In Finland we appreciate (adore) strong leaderhsip. In work life, leadership has for quite a long time been emphasized more and more, and along this, responsibility for everybody’s success, work performance or personal happiness has been increasigly placed on the shoulders of anyone who is a manager, a boss, or a group leader. But the pendulum has obviously reached the far end and is turning to the other direction. Seminars of how to be a constructive employee have started to emerge.
Everything is moving on pendulum. This is well obvious in fashion. Skirts become shorter and shorter until they start to get longer and longer again. Shoulder line becomes broader and broader until everybody looks really ridiculous, and then a more natural look starts to feel fresh again. What was earlier a vice or a sin becomes a virtue, for example daily drink (althout disagreement persists whether or not it only can be quality red wine), eating chocolate (but it has to be dark!), masturbation, and infidelity in relationship (although it is presented as a duty to follow your heart). Being selfish is an important skill to learn, and keeping your home neat and tidy equals to OCD.

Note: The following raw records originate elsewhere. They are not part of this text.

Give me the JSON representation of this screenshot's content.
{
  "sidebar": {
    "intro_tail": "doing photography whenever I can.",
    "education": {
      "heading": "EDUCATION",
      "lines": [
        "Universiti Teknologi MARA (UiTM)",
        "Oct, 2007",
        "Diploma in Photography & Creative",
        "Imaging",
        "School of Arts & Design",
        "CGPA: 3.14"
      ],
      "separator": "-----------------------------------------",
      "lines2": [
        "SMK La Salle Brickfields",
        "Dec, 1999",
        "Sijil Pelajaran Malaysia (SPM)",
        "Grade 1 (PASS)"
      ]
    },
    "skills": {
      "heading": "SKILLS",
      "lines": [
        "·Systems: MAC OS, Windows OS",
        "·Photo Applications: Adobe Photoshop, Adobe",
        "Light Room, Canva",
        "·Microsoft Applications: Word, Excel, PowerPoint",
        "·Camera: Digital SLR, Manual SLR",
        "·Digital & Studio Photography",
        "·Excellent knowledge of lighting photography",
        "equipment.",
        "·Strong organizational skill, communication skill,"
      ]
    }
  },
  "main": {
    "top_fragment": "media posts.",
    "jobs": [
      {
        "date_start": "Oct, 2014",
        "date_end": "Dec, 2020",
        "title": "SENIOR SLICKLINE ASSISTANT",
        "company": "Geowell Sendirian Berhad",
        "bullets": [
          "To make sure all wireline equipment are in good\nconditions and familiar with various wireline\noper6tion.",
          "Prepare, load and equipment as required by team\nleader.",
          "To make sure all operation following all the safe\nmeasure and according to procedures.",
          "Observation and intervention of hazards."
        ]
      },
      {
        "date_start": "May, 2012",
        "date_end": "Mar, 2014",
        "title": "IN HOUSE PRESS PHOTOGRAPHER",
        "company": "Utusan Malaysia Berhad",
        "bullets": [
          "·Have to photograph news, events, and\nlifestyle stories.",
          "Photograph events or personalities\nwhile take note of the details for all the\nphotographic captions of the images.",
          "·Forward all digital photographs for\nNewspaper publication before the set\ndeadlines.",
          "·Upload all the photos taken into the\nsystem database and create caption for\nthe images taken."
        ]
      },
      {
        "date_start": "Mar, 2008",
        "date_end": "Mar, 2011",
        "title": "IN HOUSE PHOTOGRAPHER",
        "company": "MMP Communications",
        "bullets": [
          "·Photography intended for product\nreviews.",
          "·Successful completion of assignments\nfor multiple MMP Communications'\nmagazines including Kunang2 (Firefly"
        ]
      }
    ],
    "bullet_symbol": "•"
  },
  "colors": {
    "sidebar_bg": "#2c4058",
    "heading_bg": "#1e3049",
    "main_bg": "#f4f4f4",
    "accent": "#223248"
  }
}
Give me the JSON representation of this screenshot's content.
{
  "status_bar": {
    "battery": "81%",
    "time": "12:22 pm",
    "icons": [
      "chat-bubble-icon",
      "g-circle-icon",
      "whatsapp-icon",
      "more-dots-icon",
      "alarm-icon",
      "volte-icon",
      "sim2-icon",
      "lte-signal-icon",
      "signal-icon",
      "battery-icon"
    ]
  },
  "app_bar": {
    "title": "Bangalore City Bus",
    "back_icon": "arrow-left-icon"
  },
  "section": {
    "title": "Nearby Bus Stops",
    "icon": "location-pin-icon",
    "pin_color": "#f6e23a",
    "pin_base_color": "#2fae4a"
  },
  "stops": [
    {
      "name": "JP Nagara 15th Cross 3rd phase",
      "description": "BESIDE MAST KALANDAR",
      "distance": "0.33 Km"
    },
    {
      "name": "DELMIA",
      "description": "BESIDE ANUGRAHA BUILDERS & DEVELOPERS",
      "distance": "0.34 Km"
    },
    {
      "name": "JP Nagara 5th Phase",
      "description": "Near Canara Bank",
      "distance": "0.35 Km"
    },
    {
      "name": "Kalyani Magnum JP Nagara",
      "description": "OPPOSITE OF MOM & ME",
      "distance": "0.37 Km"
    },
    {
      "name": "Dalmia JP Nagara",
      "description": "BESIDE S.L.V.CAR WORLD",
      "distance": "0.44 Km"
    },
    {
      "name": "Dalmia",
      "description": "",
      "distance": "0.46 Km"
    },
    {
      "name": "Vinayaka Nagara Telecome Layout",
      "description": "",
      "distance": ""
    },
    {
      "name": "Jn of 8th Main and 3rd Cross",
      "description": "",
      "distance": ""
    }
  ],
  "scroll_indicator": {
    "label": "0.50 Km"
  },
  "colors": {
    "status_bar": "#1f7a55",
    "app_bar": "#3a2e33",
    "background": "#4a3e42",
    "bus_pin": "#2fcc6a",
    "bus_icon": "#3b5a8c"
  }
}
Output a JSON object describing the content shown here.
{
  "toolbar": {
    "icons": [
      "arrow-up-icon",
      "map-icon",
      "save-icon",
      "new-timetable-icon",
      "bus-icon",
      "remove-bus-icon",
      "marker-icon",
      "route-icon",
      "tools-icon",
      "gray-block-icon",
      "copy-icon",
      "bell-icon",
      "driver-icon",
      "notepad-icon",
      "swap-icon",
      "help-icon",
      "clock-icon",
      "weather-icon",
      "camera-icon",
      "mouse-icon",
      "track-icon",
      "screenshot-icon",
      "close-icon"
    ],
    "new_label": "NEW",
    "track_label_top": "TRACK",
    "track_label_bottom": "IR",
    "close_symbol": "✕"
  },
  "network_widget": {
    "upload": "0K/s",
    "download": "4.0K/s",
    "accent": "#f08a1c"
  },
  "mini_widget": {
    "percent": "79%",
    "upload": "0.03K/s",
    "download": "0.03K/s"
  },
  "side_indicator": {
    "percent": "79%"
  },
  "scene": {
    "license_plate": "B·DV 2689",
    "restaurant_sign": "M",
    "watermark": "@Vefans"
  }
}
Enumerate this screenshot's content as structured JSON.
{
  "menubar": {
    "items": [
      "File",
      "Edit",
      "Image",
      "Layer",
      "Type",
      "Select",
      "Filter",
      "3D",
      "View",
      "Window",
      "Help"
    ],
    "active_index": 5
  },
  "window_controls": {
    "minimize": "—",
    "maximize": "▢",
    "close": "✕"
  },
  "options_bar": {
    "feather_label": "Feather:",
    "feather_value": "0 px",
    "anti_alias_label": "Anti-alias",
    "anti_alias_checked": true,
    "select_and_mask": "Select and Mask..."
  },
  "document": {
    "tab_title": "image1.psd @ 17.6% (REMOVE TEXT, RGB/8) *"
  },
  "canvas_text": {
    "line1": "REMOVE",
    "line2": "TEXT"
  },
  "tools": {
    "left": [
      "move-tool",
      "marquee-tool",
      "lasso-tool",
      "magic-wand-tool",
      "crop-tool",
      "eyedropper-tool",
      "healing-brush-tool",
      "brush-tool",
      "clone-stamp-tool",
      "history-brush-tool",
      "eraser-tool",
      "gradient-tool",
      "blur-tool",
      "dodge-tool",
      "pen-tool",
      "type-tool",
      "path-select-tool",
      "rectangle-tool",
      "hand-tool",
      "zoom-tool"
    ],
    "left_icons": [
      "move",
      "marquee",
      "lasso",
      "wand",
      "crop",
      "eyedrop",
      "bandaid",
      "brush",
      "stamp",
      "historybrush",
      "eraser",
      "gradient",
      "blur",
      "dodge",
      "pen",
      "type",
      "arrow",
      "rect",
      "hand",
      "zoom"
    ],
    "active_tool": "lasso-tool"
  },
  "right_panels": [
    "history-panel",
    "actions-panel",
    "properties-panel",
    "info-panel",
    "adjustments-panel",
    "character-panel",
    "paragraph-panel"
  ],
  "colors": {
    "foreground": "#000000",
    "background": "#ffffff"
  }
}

Psychiatry has a long and unpleasant history of blaming mothers of all kinds of mental disorders people can have. I don’t know if this was connected to the notion that mothers have to be perfect and that motherhood has to be the fulfilment of a woman’s life, so that a mother who is tired or dissatisfied is a failure and a disgrace. Then we became aware of maternal depression, and then we accepted that even mothers may have personal needs and ambitions beyond being a mother. Then we accepted that many mothers are tired and that nursing a baby may be quite hard, psychologically and physically. And now it is almost a must to suffer from motherhood and feel frustrated and terrified of losing your own life and disappointed and overwhelmingly tired so that if there is a mother who is happy and mentiones the best time of her life, she will be verbally stoned. Mothers spoil the life of their children has turned to children spoil the life of their mothers.